Aquélla que te demostró que para ser elegante bastaba muy poco, y que sólo con pretender algo ya abres una puerta aunque jamás lo consigas. Y que de verdad tocan coches gracias a las cervezas del Alcampo y no son tongos los sorteos, pero que si aceptas el coche casi que te ves obligado a venderlo para pagar a Hacienda.

O aquél que te hizo creer por un tiempo que eras especial y que echó a tus compañeras de su despacho cuando estabas hablando con él ordenándoles cerrar la puerta y siguió hablando contigo pese a que tú te habías levantado de la silla para irte. Todo para contestarte preguntas tipo “Si no quieres no me contestes, pero me pregunto como era tu padre para que tú hayas salido así”, y contestó sin tener porqué.

O aquél al que no se le cayeron los anillos al proponerte que compartieras fila de butaca en el teatro junto con su madre, su esposa y él.

O aquél que, corrigiéndote en su guardia de biblioteca el comentario de texto, te preguntó porqué no sacabas más nota, y pegó un golpe con la palma de la mano de rabia al escuchar la respuesta: “Si hago eso me cogerán manía y en ese ambiente a ver cómo sigues”. Y su réplica fue: “Así va este país”.

Igual que otro que me enseñó que pueden reconocer sus errores sobre la marcha y no quedar mutilados de por vida por ello. Puede ocurrir que a un alumno que repitió primero y segundo, al superar tercero a la primera le diga: “Felicidades, este no lo has repetido” con mucha sorna, y se le conteste con el tono más desagradable un “Gracias” con el “GRA” muy marcado, y una mirada no precisamente amable, y él desde las escaleras desde donde te habló baje un peldaño y te pida perdón por si te ha molestado.

Hay muchos ejemplos y seguro mejores, pero todos los profesores por malos o chungos que nos parezcan nos han enseñado algo, porque les pagan, pero muchos hacen cosas que van más allá de aquello a lo que les obliga la nómina, aunque las hagan sin querer y aprendes y te sirve o quizá no, pero es cojonudo para recordarlo por ejemplo en un post.

Y hay cosas que mejor en el recuerdo, porque tras los saludos y la consabida invocación de los maltrechos recuerdos hay un vacío incómodo de muchos años e incluso de varias décadas. Un profesor te enseña, pero no es tu amigo ni tu pariente, no te debe nada ni tú a él, pero puedes estropear un bonito recuerdo por revivirlo en una carne y un alma que no es aquélla que te encantó.

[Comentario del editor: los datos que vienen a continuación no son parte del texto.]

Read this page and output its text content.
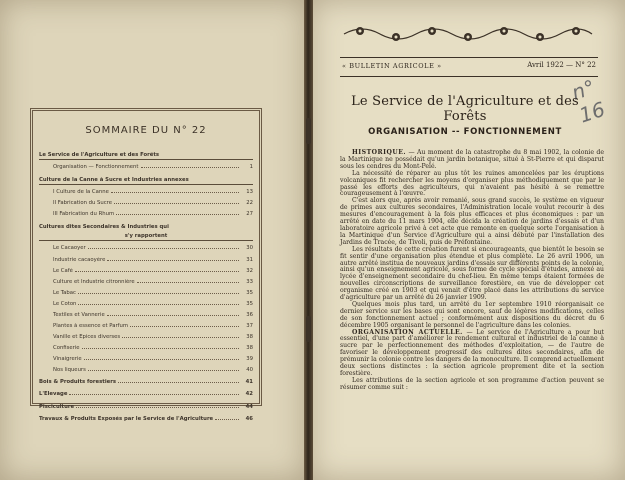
SOMMAIRE DU N° 22
Le Service de l'Agriculture et des Forêts
Organisation — Fonctionnement	1
Culture de la Canne à Sucre et Industries annexes
I Culture de la Canne	13
II Fabrication du Sucre	22
III Fabrication du Rhum	27
Cultures dites Secondaires & Industries qui
s'y rapportent
Le Cacaoyer	30
Industrie cacaoyère	31
Le Café	32
Culture et Industrie citronnière	33
Le Tabac	35
Le Coton	35
Textiles et Vannerie	36
Plantes à essence et Parfum	37
Vanille et Épices diverses	38
Confiserie	38
Vinaigrerie	39
Nos liqueurs	40
Bois & Produits forestiers	41
L'Élevage	42
Pisciculture	44
Travaux & Produits Exposés par le Service de l'Agriculture	46
« BULLETIN AGRICOLE »	Avril 1922 — N° 22
n° 16
Le Service de l'Agriculture et des Forêts
ORGANISATION -- FONCTIONNEMENT

HISTORIQUE. — Au moment de la catastrophe du 8 mai 1902, la colonie de la Martinique ne possédait qu'un jardin botanique, situé à St-Pierre et qui disparut sous les cendres du Mont-Pelé.

La nécessité de réparer au plus tôt les ruines amoncelées par les éruptions volcaniques fit rechercher les moyens d'organiser plus méthodiquement que par le passé les efforts des agriculteurs, qui n'avaient pas hésité à se remettre courageusement à l'œuvre.

C'est alors que, après avoir remanié, sous grand succès, le système en vigueur de primes aux cultures secondaires, l'Administration locale voulut recourir à des mesures d'encouragement à la fois plus efficaces et plus économiques : par un arrêté en date du 11 mars 1904, elle décida la création de jardins d'essais et d'un laboratoire agricole privé à cet acte que remonte en quelque sorte l'organisation à la Martinique d'un Service d'Agriculture qui a ainsi débuté par l'installation des Jardins de Tracée, de Tivoli, puis de Préfontaine.

Les résultats de cette création furent si encourageants, que bientôt le besoin se fit sentir d'une organisation plus étendue et plus complète. Le 26 avril 1906, un autre arrêté institua de nouveaux jardins d'essais sur différents points de la colonie, ainsi qu'un enseignement agricole, sous forme de cycle spécial d'études, annexé au lycée d'enseignement secondaire du chef-lieu. En même temps étaient formées de nouvelles circonscriptions de surveillance forestière, en vue de développer cet organisme créé en 1903 et qui venait d'être placé dans les attributions du service d'agriculture par un arrêté du 26 janvier 1909.

Quelques mois plus tard, un arrêté du 1er septembre 1910 réorganisait ce dernier service sur les bases qui sont encore, sauf de légères modifications, celles de son fonctionnement actuel ; conformément aux dispositions du décret du 6 décembre 1905 organisant le personnel de l'agriculture dans les colonies.

ORGANISATION ACTUELLE. — Le service de l'Agriculture a pour but essentiel, d'une part d'améliorer le rendement cultural et industriel de la canne à sucre par le perfectionnement des méthodes d'exploitation, — de l'autre de favoriser le développement progressif des cultures dites secondaires, afin de prémunir la colonie contre les dangers de la monoculture. Il comprend actuellement deux sections distinctes : la section agricole proprement dite et la section forestière.

Les attributions de la section agricole et son programme d'action peuvent se résumer comme suit :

En todo caso, si eres tan agradecido anónimo como el del anuncio haz como dijo aquel profesor al alumno que le llamaba de cuando en cuando, y éste le recordó que seguro que le estaba molestando: “Yo quiero que mis antiguos alumnos hagan como yo con mi profesor, que cuando sea viejo y me vean por la calle me saluden con afecto”. Lo idóneo sería que esto se hiciera con todos los profesores, cuando sean viejos y sus vidas queden reducidas a una miserable pensión no sólo con aquéllos que tienen la suerte de tener el carisma que les convierte en inolvidables para la gran mayoría sin más méritos o atenciones otorgadas que ese rasgo.

Desde aquí gracias al de la pipa que fue crítico conmigo y es el único culpable de que me atreva a escribir. El dominio del idioma se debe en exclusiva a una profesora sin vacante en la administración, pero que tiene un título de por vida: el de madre. La ortografía y la gramática es fruto de la labor de los muchos profesores/as de lengua que tuve. Los errores son sólo achacables a mí.